Less than a week after President Donald Trump ordered the killing of Iranian Quds Force commander Qasem Soleimani, the U.S. House of Representatives passed a resolution requiring Trump to seek congressional approval for any further military action against Iran. The Senate will likely pass a similar resolution soon, with several Republicans expected to break ranks to vote to check the president’s war-making power. And Congress is simultaneously deep in an impeachment process born of the president’s dealings with Ukraine.
One might be tempted to conclude from all this activity that the legislature is finally clawing back some of the foreign policy and national security power that it has delegated to the president over the last half century, and especially since 9/11. And to be sure, in the weeks before the Soleimani strike, the House heard testimony from a parade of diplomats and national security officials about their experiences making and defending U.S. policy toward Ukraine. The Senate held hearings on the inspector general’s report on the origins of the FBI investigation into possible links between the Trump campaign and Russian interference in the 2016 election. And Congress passed the annual defense bill as well as a trade deal to replace the North American Free Trade Agreement.
But don’t be fooled by the sudden congressional focus on foreign policy. Congress remains in a weak position to restrain the president overseas.

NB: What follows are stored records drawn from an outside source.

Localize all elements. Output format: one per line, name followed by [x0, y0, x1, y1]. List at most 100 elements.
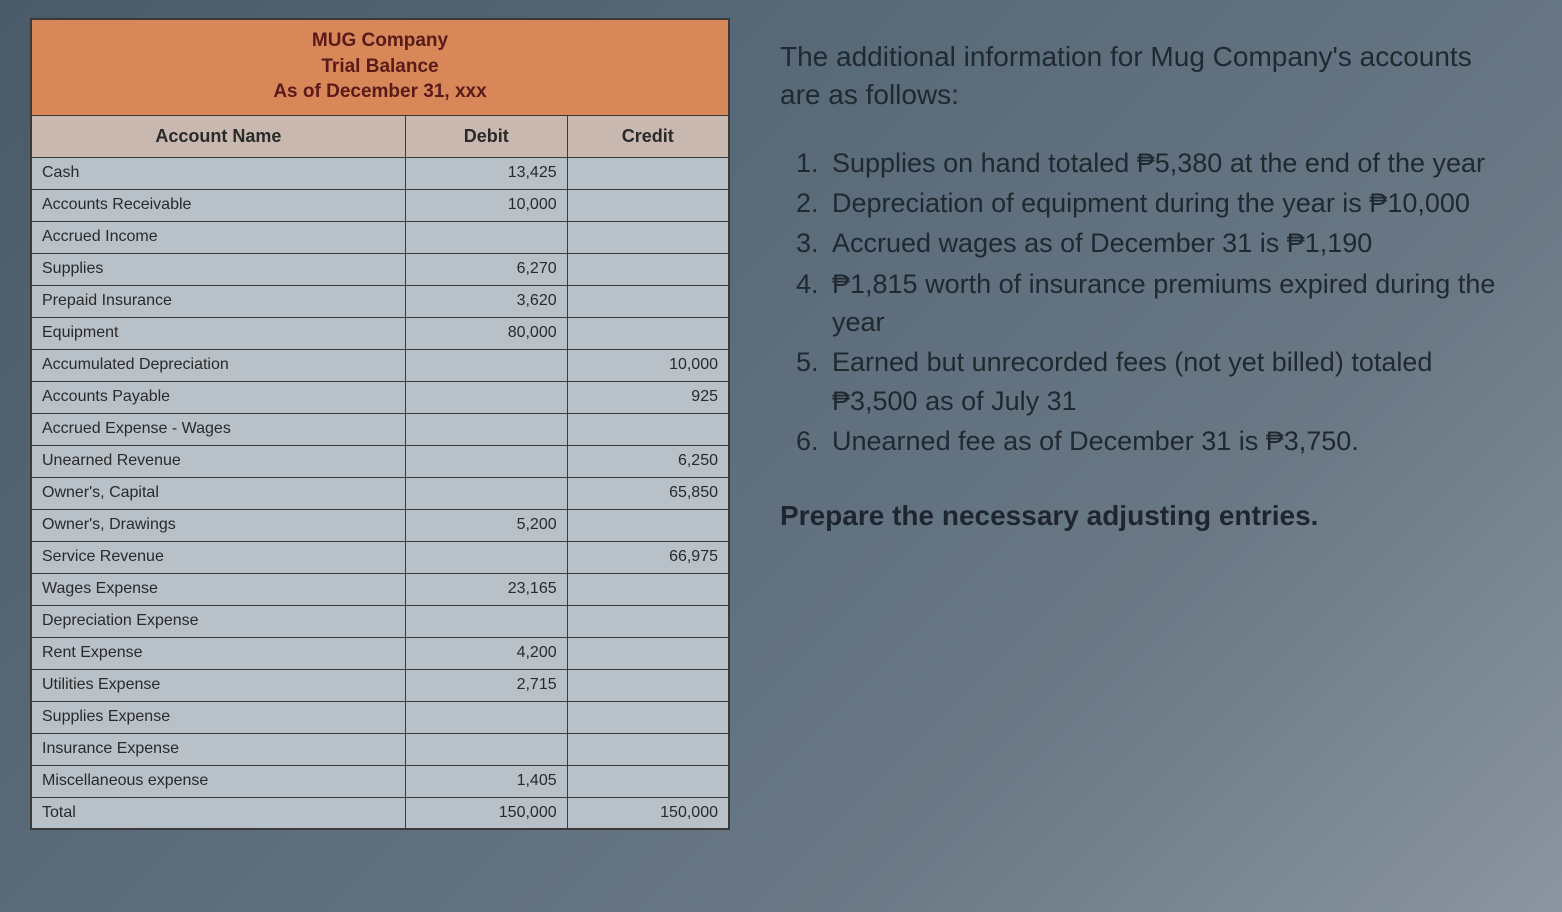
account-name-cell: Accrued Income: [31, 221, 405, 253]
table-row: Rent Expense4,200: [31, 637, 729, 669]
credit-cell: [567, 253, 729, 285]
debit-cell: [405, 701, 567, 733]
account-name-cell: Accumulated Depreciation: [31, 349, 405, 381]
credit-cell: [567, 605, 729, 637]
account-name-cell: Accounts Receivable: [31, 189, 405, 221]
debit-cell: [405, 445, 567, 477]
debit-cell: [405, 477, 567, 509]
table-row: Utilities Expense2,715: [31, 669, 729, 701]
credit-cell: [567, 509, 729, 541]
table-row: Owner's, Drawings5,200: [31, 509, 729, 541]
account-name-cell: Equipment: [31, 317, 405, 349]
credit-cell: [567, 413, 729, 445]
debit-cell: [405, 733, 567, 765]
debit-cell: [405, 413, 567, 445]
credit-cell: [567, 765, 729, 797]
table-row: Equipment80,000: [31, 317, 729, 349]
debit-cell: 23,165: [405, 573, 567, 605]
prepare-instruction: Prepare the necessary adjusting entries.: [780, 500, 1512, 532]
debit-cell: 10,000: [405, 189, 567, 221]
info-list-item: Accrued wages as of December 31 is ₱1,19…: [826, 224, 1512, 262]
table-header-row: Account Name Debit Credit: [31, 115, 729, 157]
table-row: Supplies Expense: [31, 701, 729, 733]
credit-cell: [567, 189, 729, 221]
debit-cell: [405, 541, 567, 573]
credit-cell: 925: [567, 381, 729, 413]
credit-cell: [567, 157, 729, 189]
total-credit-cell: 150,000: [567, 797, 729, 829]
debit-cell: 6,270: [405, 253, 567, 285]
table-row: Cash13,425: [31, 157, 729, 189]
credit-cell: [567, 285, 729, 317]
debit-cell: 2,715: [405, 669, 567, 701]
table-row: Supplies6,270: [31, 253, 729, 285]
account-name-cell: Miscellaneous expense: [31, 765, 405, 797]
account-name-cell: Supplies: [31, 253, 405, 285]
account-name-cell: Owner's, Capital: [31, 477, 405, 509]
account-name-cell: Accounts Payable: [31, 381, 405, 413]
info-list: Supplies on hand totaled ₱5,380 at the e…: [780, 144, 1512, 461]
credit-cell: [567, 221, 729, 253]
credit-cell: 66,975: [567, 541, 729, 573]
table-row: Prepaid Insurance3,620: [31, 285, 729, 317]
credit-cell: [567, 317, 729, 349]
account-name-cell: Wages Expense: [31, 573, 405, 605]
debit-cell: 4,200: [405, 637, 567, 669]
debit-cell: 1,405: [405, 765, 567, 797]
table-row: Accounts Payable 925: [31, 381, 729, 413]
table-row: Depreciation Expense: [31, 605, 729, 637]
info-list-item: Depreciation of equipment during the yea…: [826, 184, 1512, 222]
company-name: MUG Company: [42, 28, 718, 54]
credit-cell: [567, 637, 729, 669]
table-row: Owner's, Capital 65,850: [31, 477, 729, 509]
debit-cell: [405, 349, 567, 381]
table-row: Wages Expense23,165: [31, 573, 729, 605]
total-debit-cell: 150,000: [405, 797, 567, 829]
debit-cell: [405, 605, 567, 637]
credit-cell: 10,000: [567, 349, 729, 381]
info-intro-text: The additional information for Mug Compa…: [780, 38, 1512, 114]
account-name-cell: Supplies Expense: [31, 701, 405, 733]
as-of-line: As of December 31, xxx: [42, 79, 718, 105]
table-row: Service Revenue 66,975: [31, 541, 729, 573]
debit-cell: 5,200: [405, 509, 567, 541]
info-list-item: Supplies on hand totaled ₱5,380 at the e…: [826, 144, 1512, 182]
credit-cell: [567, 733, 729, 765]
table-row: Unearned Revenue 6,250: [31, 445, 729, 477]
debit-cell: 3,620: [405, 285, 567, 317]
col-header-debit: Debit: [405, 115, 567, 157]
account-name-cell: Service Revenue: [31, 541, 405, 573]
account-name-cell: Rent Expense: [31, 637, 405, 669]
table-total-row: Total150,000150,000: [31, 797, 729, 829]
account-name-cell: Cash: [31, 157, 405, 189]
info-list-item: Unearned fee as of December 31 is ₱3,750…: [826, 422, 1512, 460]
table-row: Accrued Expense - Wages: [31, 413, 729, 445]
table-row: Miscellaneous expense1,405: [31, 765, 729, 797]
table-row: Accrued Income: [31, 221, 729, 253]
credit-cell: [567, 701, 729, 733]
trial-balance-panel: MUG Company Trial Balance As of December…: [30, 18, 730, 882]
additional-info-panel: The additional information for Mug Compa…: [780, 18, 1532, 882]
trial-balance-table: MUG Company Trial Balance As of December…: [30, 18, 730, 830]
col-header-account: Account Name: [31, 115, 405, 157]
credit-cell: [567, 573, 729, 605]
account-name-cell: Utilities Expense: [31, 669, 405, 701]
account-name-cell: Prepaid Insurance: [31, 285, 405, 317]
table-row: Accumulated Depreciation 10,000: [31, 349, 729, 381]
report-name: Trial Balance: [42, 54, 718, 80]
account-name-cell: Accrued Expense - Wages: [31, 413, 405, 445]
info-list-item: Earned but unrecorded fees (not yet bill…: [826, 343, 1512, 420]
account-name-cell: Depreciation Expense: [31, 605, 405, 637]
total-label-cell: Total: [31, 797, 405, 829]
debit-cell: [405, 221, 567, 253]
credit-cell: 65,850: [567, 477, 729, 509]
table-row: Insurance Expense: [31, 733, 729, 765]
credit-cell: 6,250: [567, 445, 729, 477]
info-list-item: ₱1,815 worth of insurance premiums expir…: [826, 265, 1512, 342]
account-name-cell: Owner's, Drawings: [31, 509, 405, 541]
col-header-credit: Credit: [567, 115, 729, 157]
debit-cell: 80,000: [405, 317, 567, 349]
debit-cell: 13,425: [405, 157, 567, 189]
account-name-cell: Unearned Revenue: [31, 445, 405, 477]
account-name-cell: Insurance Expense: [31, 733, 405, 765]
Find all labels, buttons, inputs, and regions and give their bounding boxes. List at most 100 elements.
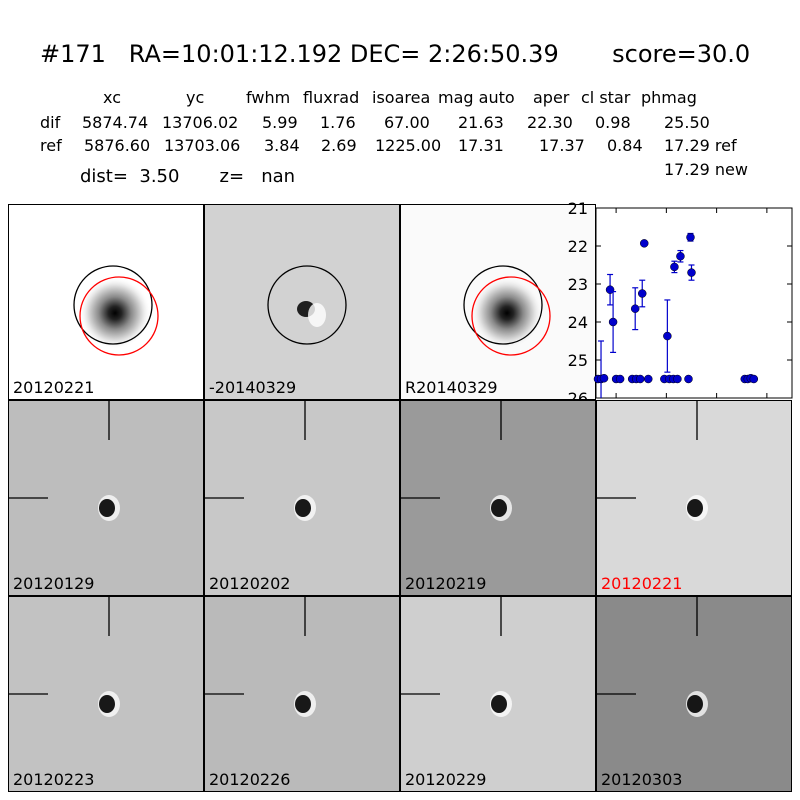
data-point (639, 239, 649, 248)
stamp-label: 20120219 (405, 574, 487, 593)
source-core (687, 499, 703, 517)
stamp-label: 20120221 (13, 378, 95, 397)
column-header: isoarea (372, 88, 431, 107)
source-core (295, 695, 311, 713)
stamp-label: 20120221 (601, 574, 683, 593)
stamp-image (401, 401, 512, 521)
data-point (686, 233, 695, 242)
column-header: cl star (581, 88, 631, 107)
column-header: yc (186, 88, 205, 107)
data-point (605, 285, 615, 294)
data-point (746, 373, 756, 383)
cell: 21.63 (458, 113, 504, 132)
stamp-difference: -20140329 (204, 204, 400, 400)
data-point (627, 374, 637, 384)
cell: 0.98 (595, 113, 631, 132)
cell: 67.00 (384, 113, 430, 132)
source-core (99, 695, 115, 713)
cell: 25.50 (664, 113, 710, 132)
column-header: fwhm (246, 88, 291, 107)
data-point (740, 374, 750, 384)
data-point (630, 304, 640, 313)
stamp-image (463, 265, 551, 356)
cell: 5874.74 (82, 113, 149, 132)
stamp-label: 20120226 (209, 770, 291, 789)
data-point (660, 374, 669, 384)
data-point (637, 289, 647, 298)
stamp-image (205, 597, 316, 717)
column-header: mag auto (438, 88, 515, 107)
black-aperture-circle (267, 265, 347, 345)
data-point (673, 374, 682, 384)
row-label: dif (40, 113, 61, 132)
candidate-title: #171 RA=10:01:12.192 DEC= 2:26:50.39 sco… (40, 40, 751, 68)
column-header: aper (533, 88, 570, 107)
stamp-label: 20120303 (601, 770, 683, 789)
new-mag-label: 17.29 new (664, 160, 748, 179)
cell: 13706.02 (162, 113, 239, 132)
stamp-reference: R20140329 (400, 204, 596, 400)
data-point (687, 268, 696, 277)
data-point (631, 374, 641, 384)
cell: 5876.60 (84, 136, 151, 155)
epoch-stamp: 20120219 (400, 400, 596, 596)
data-point (599, 373, 609, 383)
source-core (295, 499, 311, 517)
cell: 17.37 (539, 136, 585, 155)
data-point (749, 374, 759, 384)
source-blob (79, 277, 151, 349)
red-aperture-circle (471, 276, 551, 356)
stamp-science: 20120221 (8, 204, 204, 400)
source-blob (471, 277, 543, 349)
data-point (596, 374, 606, 384)
epoch-stamp: 20120202 (204, 400, 400, 596)
epoch-stamp: 20120229 (400, 596, 596, 792)
cell: 13703.06 (164, 136, 241, 155)
epoch-stamp: 20120303 (596, 596, 792, 792)
data-point (615, 374, 625, 384)
cell: 5.99 (262, 113, 298, 132)
stamp-image (9, 401, 120, 521)
plot-area (595, 207, 793, 399)
data-point (608, 317, 618, 327)
column-header: phmag (641, 88, 697, 107)
stamp-label: R20140329 (405, 378, 498, 397)
data-point (743, 374, 753, 384)
data-point (611, 374, 621, 384)
stamp-label: -20140329 (209, 378, 297, 397)
cell: 1225.00 (375, 136, 442, 155)
epoch-stamp: 20120226 (204, 596, 400, 792)
data-point (663, 331, 672, 341)
stamp-image (205, 401, 316, 521)
source-blob (308, 303, 326, 327)
source-core (99, 499, 115, 517)
black-aperture-circle (463, 265, 543, 345)
stamp-label: 20120223 (13, 770, 95, 789)
epoch-stamp: 20120221 (596, 400, 792, 596)
cell: 22.30 (527, 113, 573, 132)
stamp-image (267, 265, 347, 345)
black-aperture-circle (73, 265, 153, 345)
cell: 1.76 (320, 113, 356, 132)
source-core (491, 695, 507, 713)
data-point (644, 374, 653, 384)
cell: 0.84 (607, 136, 643, 155)
data-point (676, 252, 685, 261)
source-core (491, 499, 507, 517)
stamp-image (401, 597, 512, 717)
stamp-label: 20120129 (13, 574, 95, 593)
column-header: xc (103, 88, 121, 107)
epoch-stamp: 20120223 (8, 596, 204, 792)
column-header: fluxrad (303, 88, 360, 107)
stamp-image (73, 265, 159, 356)
data-point (635, 374, 645, 384)
stamp-label: 20120229 (405, 770, 487, 789)
data-point (669, 374, 678, 384)
data-point (684, 374, 693, 384)
cell: 3.84 (264, 136, 300, 155)
epoch-stamp: 20120129 (8, 400, 204, 596)
red-aperture-circle (79, 276, 159, 356)
source-core (687, 695, 703, 713)
row-label: ref (40, 136, 62, 155)
stamp-label: 20120202 (209, 574, 291, 593)
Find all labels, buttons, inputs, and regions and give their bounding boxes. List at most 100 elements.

The Democrats believe that Trump’s efforts to withhold aid to Ukraine until its government agreed to investigate former Vice President Joe Biden constituted an abuse of power and necessitated a vote to impeach the president. But the outcome of the Senate trial will reflect domestic politics, not senators’ views about legislative oversight of foreign affairs. Congress’s inability to pass a veto-proof bill to limit the president’s war powers in Iran, moreover, is one more sign that the balance of power on foreign policy isn’t shifting back toward the legislative branch.